I’ve also been trying to figure it out lately, and I think I’ve found a good solution. And it works without numpy, so no need to transfer your tensors to cpu (which is really slower if while training models). Check this out
>>> import torch
>>> a = torch.tensor([1, 2, 3, 6]).cuda()
>>> b = torch.tensor([0, 2, 3, 7]).cuda()
>>> intersection = (a * (a == b).float()).nonzero().flatten()
>>> intersection
tensor([1, 2], device='cuda:0')
Not sure if this would help, as the code hoovers over all t2 elements in a for-loop. Hence, would not benefit from the GPU. In fact, numpy intersect is much faster.

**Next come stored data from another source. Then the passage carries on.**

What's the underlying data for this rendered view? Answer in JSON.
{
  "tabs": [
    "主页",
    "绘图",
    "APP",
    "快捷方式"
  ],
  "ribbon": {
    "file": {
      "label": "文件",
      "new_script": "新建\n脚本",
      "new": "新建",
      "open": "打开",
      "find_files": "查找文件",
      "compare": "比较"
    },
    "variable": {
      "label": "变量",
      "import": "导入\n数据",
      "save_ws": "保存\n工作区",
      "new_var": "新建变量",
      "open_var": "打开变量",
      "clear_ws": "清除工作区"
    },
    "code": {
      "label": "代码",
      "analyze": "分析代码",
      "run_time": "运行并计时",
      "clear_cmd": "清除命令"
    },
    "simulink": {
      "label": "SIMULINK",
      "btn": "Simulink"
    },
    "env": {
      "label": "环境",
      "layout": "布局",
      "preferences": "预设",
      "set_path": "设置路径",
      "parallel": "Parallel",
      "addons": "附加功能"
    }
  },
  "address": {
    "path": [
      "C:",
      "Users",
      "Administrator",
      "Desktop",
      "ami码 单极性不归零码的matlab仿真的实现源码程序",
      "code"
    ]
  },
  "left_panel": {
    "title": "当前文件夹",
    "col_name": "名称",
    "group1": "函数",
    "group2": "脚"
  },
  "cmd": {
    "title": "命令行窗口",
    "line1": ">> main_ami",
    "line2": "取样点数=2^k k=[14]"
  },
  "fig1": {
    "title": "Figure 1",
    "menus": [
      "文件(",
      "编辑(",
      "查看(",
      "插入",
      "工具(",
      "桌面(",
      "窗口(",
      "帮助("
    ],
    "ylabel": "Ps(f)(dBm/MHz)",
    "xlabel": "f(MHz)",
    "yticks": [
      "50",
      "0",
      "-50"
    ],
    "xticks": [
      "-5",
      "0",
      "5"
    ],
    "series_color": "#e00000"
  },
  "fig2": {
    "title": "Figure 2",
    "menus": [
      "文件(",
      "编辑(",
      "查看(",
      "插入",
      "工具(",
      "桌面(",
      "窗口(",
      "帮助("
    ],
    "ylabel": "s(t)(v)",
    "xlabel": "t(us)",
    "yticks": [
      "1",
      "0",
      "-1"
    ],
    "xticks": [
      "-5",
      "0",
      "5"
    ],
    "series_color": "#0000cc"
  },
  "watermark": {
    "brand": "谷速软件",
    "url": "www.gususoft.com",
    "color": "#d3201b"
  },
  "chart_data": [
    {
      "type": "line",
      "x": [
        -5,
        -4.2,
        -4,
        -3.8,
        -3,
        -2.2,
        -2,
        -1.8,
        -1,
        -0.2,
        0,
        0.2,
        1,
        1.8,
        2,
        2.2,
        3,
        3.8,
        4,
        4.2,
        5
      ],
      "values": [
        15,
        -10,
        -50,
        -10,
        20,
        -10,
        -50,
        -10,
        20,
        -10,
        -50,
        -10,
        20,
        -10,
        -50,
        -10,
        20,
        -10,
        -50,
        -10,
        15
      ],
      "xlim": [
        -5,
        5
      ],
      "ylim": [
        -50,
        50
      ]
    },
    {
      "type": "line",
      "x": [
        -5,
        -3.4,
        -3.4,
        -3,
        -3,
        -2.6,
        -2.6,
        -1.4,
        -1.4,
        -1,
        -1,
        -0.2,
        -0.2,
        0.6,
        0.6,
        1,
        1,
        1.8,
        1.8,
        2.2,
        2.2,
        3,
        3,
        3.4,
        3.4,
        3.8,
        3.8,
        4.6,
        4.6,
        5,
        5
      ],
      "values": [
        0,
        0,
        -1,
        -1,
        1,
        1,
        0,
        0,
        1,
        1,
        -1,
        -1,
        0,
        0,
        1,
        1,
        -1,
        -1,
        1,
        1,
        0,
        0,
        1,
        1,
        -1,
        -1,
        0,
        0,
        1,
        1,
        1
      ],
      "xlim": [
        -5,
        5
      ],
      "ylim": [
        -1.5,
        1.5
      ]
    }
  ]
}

def tensor_intersect(t1, t2):
t1=t1.cuda()
t2=t2.cuda()
indices = torch.zeros_like(t1, dtype = torch.bool, device = 'cuda')
for elem in t2:
indices = indices | (t1 == elem)
intersection = t1[indices]
return intersection
Here’s a tweak that’s 15 to 20 times faster than numpy intersect (for large sets). For small sets, it is better to work with numpy, until someone writes a better torch algorithm based on search:
Thanks for sharing. Your solution could even expand to N-dim vectors, e.g., 3D coordinates. In addition, the index of the intersection could also be acquired in this way, if the return_inverse is set to True in the torch.unique function.